My feet were no longer visible, and the grass was pressing around my ankles. It was like standing in a soothing pool of emerald water. An earthy coolness enveloped me, and I felt completely grounded and relaxed.
“Glorious, isn’t it?” He asked as he walked over to me barefoot. “Welcome to my lawn,” he smiled and hugged me. Mark and his wife were very religious, and I assumed the bug was some part of his religion, so I accepted it. It was a friendly hug and entirely unexpected coming from a man who everyone was sure behind closed doors was beating on his wife. We were all wrong, and after having been soothed by the grass of Mark’s lawn, we felt the same pangs of guilt.
How could we have been so wrong, we all wondered.
“You’ve been down lately. Troubles at school? Girl problems?” He was right. At 16, my first love was dating someone else, and my heartache was being soothed by hours of lying on the floor listening to Lionel Ritchie records and Nebraska by Bruce Springsteen. When I hear the Lionel Ritchie song “Hello,” I can still smell our shag carpet.
“I’ve had some girl issues, yes,” I admitted to him. I had admitted that to no one.
“When you feel down, you can come over and let your feet wander. Just take off your socks and shoes and leave them on the sidewalk. Try lying down; that might help even more.”
I was the first to use Mark’s lawn for such therapeutic purposes. I used it maybe 30 more times over my four years in high school. Mark’s lawn is now a part of my inner methods for calming myself when stressed. Others in the neighborhood began to take notice of me on the lawn barefoot, standing in place like a statue with my eyes closed. Soon, they, too, joined.
Mark’s lawn never became the go-to spot for the neighborhood’s stressed or upset, but it was a place that about half of a dozen of us would end up on from time to time. While my mother used to make fun of me for going over there and sprawling out on the lawn to collect my thoughts, I unexpectedly returned home once on leave from the army and saw her standing barefoot on the edge of his lawn, wiggling her toes.

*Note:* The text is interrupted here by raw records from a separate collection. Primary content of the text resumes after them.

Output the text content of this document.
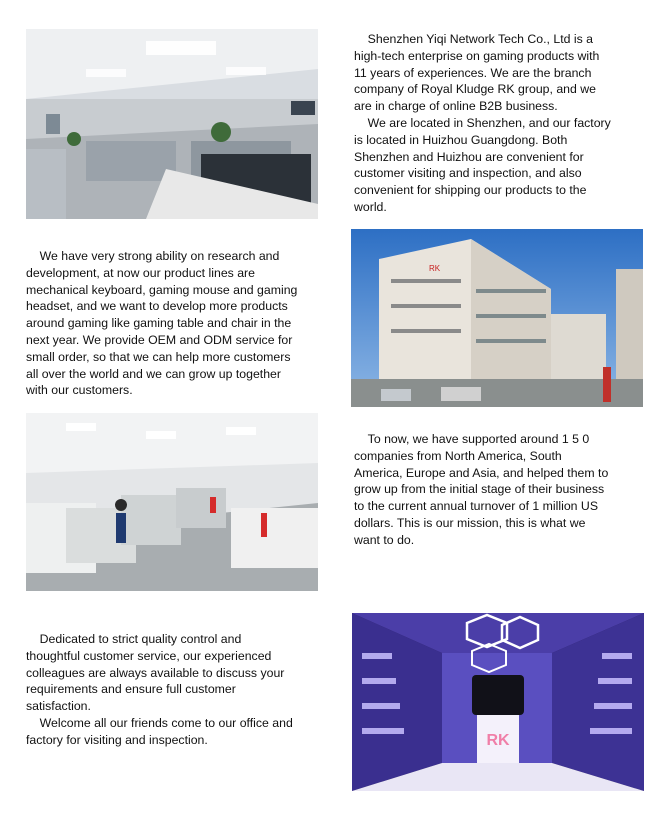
Shenzhen Yiqi Network Tech Co., Ltd is a
high-tech enterprise on gaming products with
11 years of experiences. We are the branch
company of Royal Kludge RK group, and we
are in charge of online B2B business.

We are located in Shenzhen, and our factory
is located in Huizhou Guangdong. Both
Shenzhen and Huizhou are convenient for
customer visiting and inspection, and also
convenient for shipping our products to the
world.

We have very strong ability on research and
development, at now our product lines are
mechanical keyboard, gaming mouse and gaming
headset, and we want to develop more products
around gaming like gaming table and chair in the
next year. We provide OEM and ODM service for
small order, so that we can help more customers
all over the world and we can grow up together
with our customers.

RK

To now, we have supported around 1 5 0
companies from North America, South
America, Europe and Asia, and helped them to
grow up from the initial stage of their business
to the current annual turnover of 1 million US
dollars. This is our mission, this is what we
want to do.

Dedicated to strict quality control and
thoughtful customer service, our experienced
colleagues are always available to discuss your
requirements and ensure full customer
satisfaction.

Welcome all our friends come to our office and
factory for visiting and inspection.	RK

She smiled and then crossed the street and gave me a big hug. I never knew what sent her across the street to Mark’s lawn, but it was nice sharing that with her. A few years later, she died from cancer. A nice, thick, welcoming lawn sometimes reminds me of her.
What a fabulous story, B. I was right there with you imagining the pleasure you felt. Thank you.
Why this obsession with a perfect lawn?? Perfect lawns pose a huge environmental cost.